Using shell commands versus C equivalents

David Wolfskill david at catwhisker.org
Wed Jun 13 12:46:45 UTC 2007


On Tue, Jun 12, 2007 at 10:55:18PM -0700, Garrett Cooper wrote:
> Another simple question (I hope):
>    Is there any reason why shell commands should be used in place of a 
> C command (in this case chmod via vsystem instead of the chmod(2) 
> function)? It seems like the fork / exec would be more expensive with 
> the shell command, but any area where code could be optimized is more 
> than welcome I would think.

There often are reasons to prefer using shell commands to C.

There typically exist many tradeoffs involved in evaluating one over the
other, and "machine efficiency" is not always the highest goal.  (For
example, it may be better to reduce complexity in favor of having a
simpler structure that is easier for people to understand and maintain
with confidence that the changes they make have the desired results.
This is, of course, not to try to claim that shell scripts are
inherently easier to understand than C code; that would be a silly
stance to take.)

I commend to your attention Geoff Collyer and Henry Spencer's "C News"
(a successor to Rick Adams' "B News") implementation, a great deal of
which was written as shell scripts (ca. 1988 or so).
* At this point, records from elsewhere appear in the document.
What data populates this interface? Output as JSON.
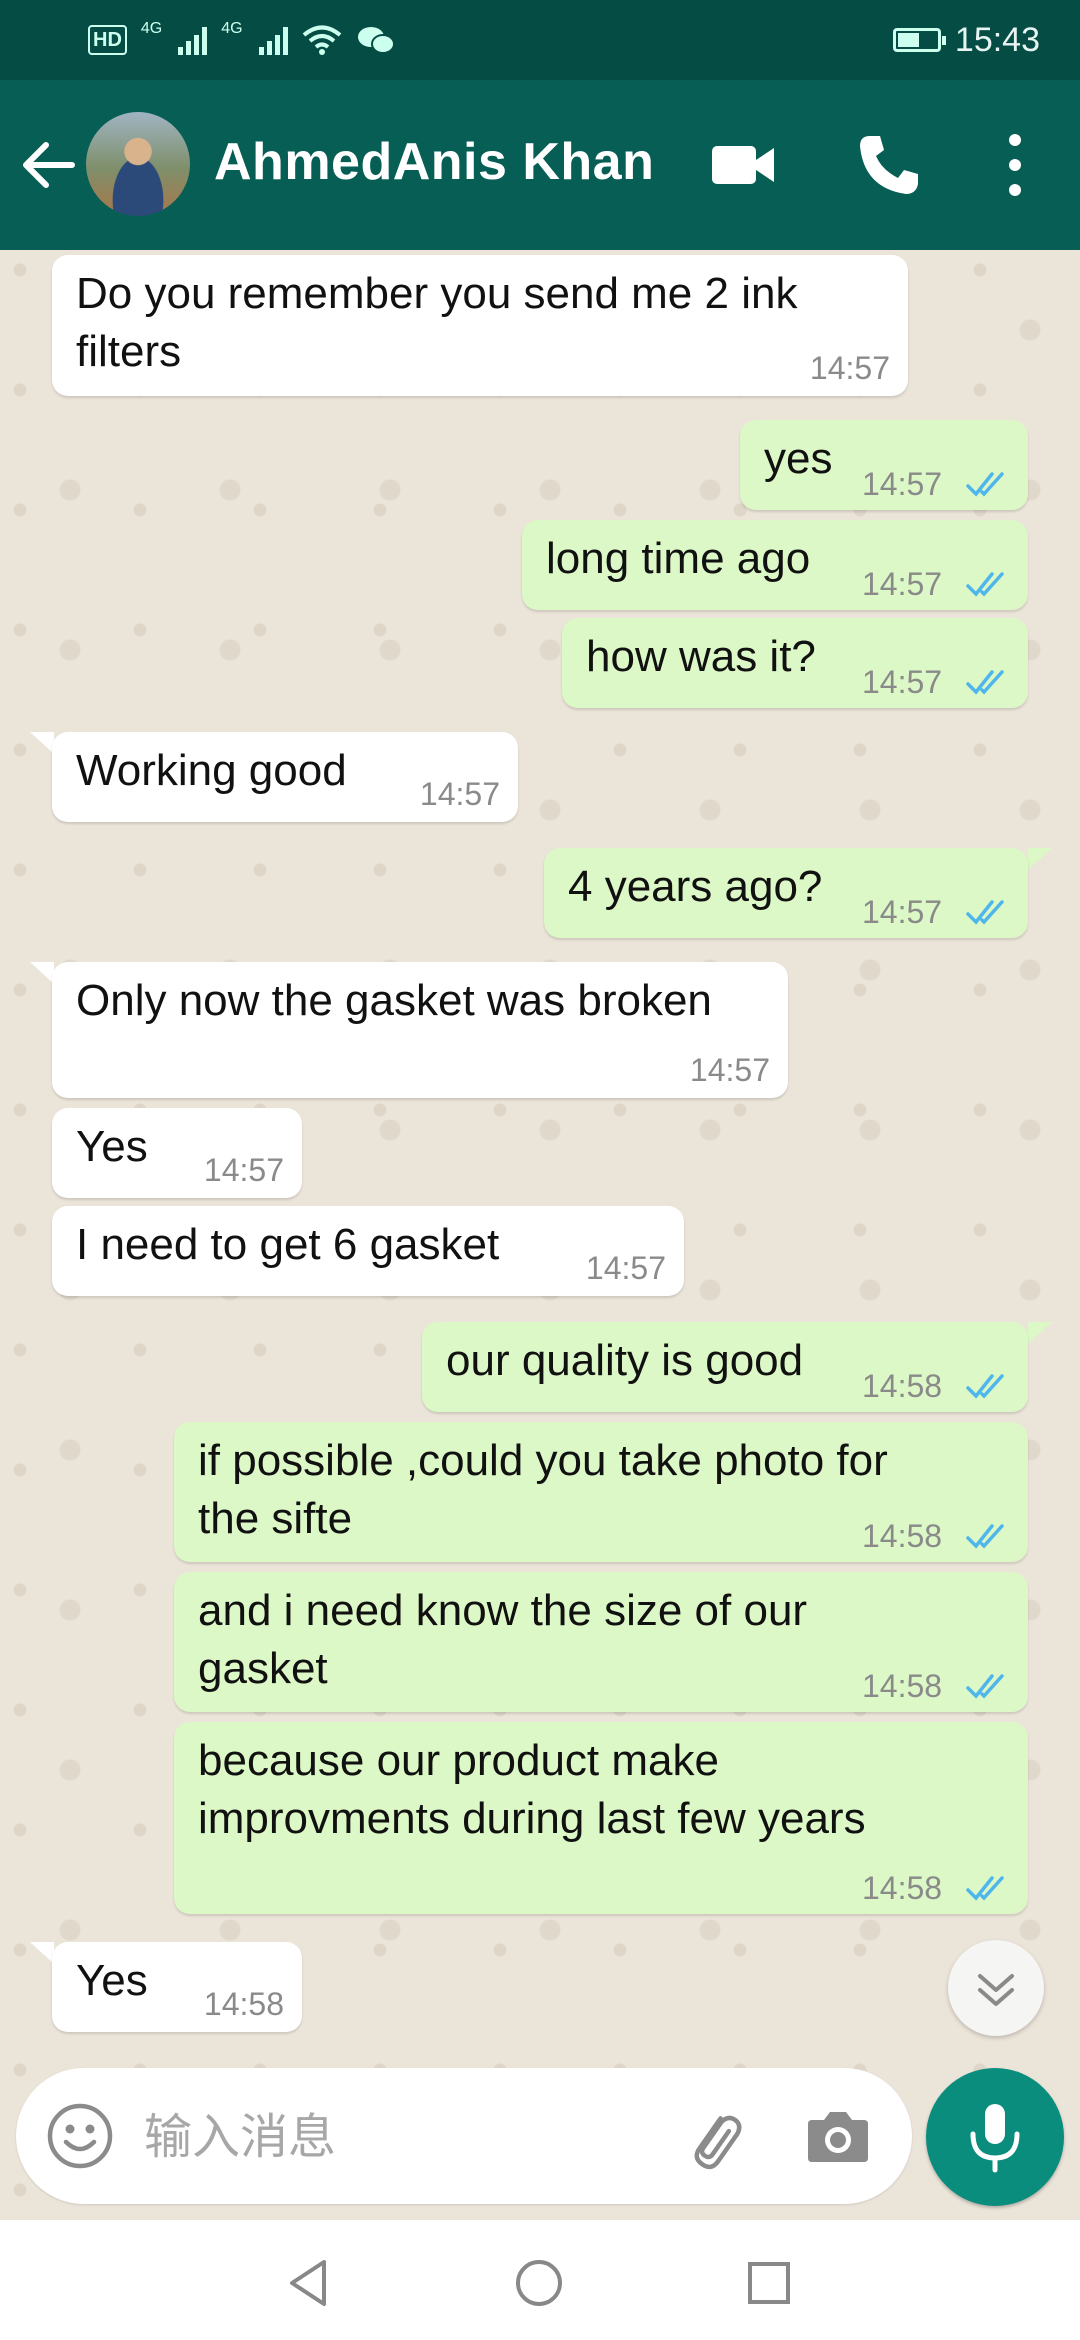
{
  "status_bar": {
    "hd": "HD",
    "net1": "4G",
    "net2": "4G",
    "time": "15:43",
    "battery_level": 0.55
  },
  "header": {
    "contact_name": "AhmedAnis Khan"
  },
  "messages": [
    {
      "dir": "in",
      "text": "Do you remember you send me 2 ink\nfilters",
      "time": "14:57"
    },
    {
      "dir": "out",
      "text": "yes",
      "time": "14:57",
      "read": true
    },
    {
      "dir": "out",
      "text": "long time ago",
      "time": "14:57",
      "read": true
    },
    {
      "dir": "out",
      "text": "how was it?",
      "time": "14:57",
      "read": true
    },
    {
      "dir": "in",
      "text": "Working good",
      "time": "14:57"
    },
    {
      "dir": "out",
      "text": "4 years ago?",
      "time": "14:57",
      "read": true
    },
    {
      "dir": "in",
      "text": "Only now the gasket was broken",
      "time": "14:57"
    },
    {
      "dir": "in",
      "text": "Yes",
      "time": "14:57"
    },
    {
      "dir": "in",
      "text": "I need to get 6 gasket",
      "time": "14:57"
    },
    {
      "dir": "out",
      "text": "our quality is good",
      "time": "14:58",
      "read": true
    },
    {
      "dir": "out",
      "text": "if possible ,could you take photo for\nthe sifte",
      "time": "14:58",
      "read": true
    },
    {
      "dir": "out",
      "text": "and i need know the size of our\ngasket",
      "time": "14:58",
      "read": true
    },
    {
      "dir": "out",
      "text": "because our product make\nimprovments during last few years",
      "time": "14:58",
      "read": true
    },
    {
      "dir": "in",
      "text": "Yes",
      "time": "14:58"
    }
  ],
  "composer": {
    "placeholder": "输入消息"
  },
  "colors": {
    "header": "#075e54",
    "incoming": "#ffffff",
    "outgoing": "#dcf8c6",
    "tick": "#4fb6ec",
    "mic": "#0a8d7d"
  },
  "icons": {
    "back": "arrow-left-icon",
    "video": "video-camera-icon",
    "call": "phone-icon",
    "menu": "more-vert-icon",
    "emoji": "emoji-icon",
    "attach": "paperclip-icon",
    "camera": "camera-icon",
    "mic": "microphone-icon",
    "scroll": "double-chevron-down-icon"
  }
}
(Yes, I realize that that was almost 20 years ago, and that it
didn't involve FreeBSD per se.  Ignoring the lessons of history is
rather short-sighted and foolish:  despite using shell scripts for
so much of the "code," the machine I was then running went from
being extremely busy all the time to having a couple of bursts of
activity per day for about an hour each time -- with more news
flowing with C News vs. B News.)

Peace,
david
-- 
David H. Wolfskill				david at catwhisker.org
Anything and everything is a (potential) cat toy.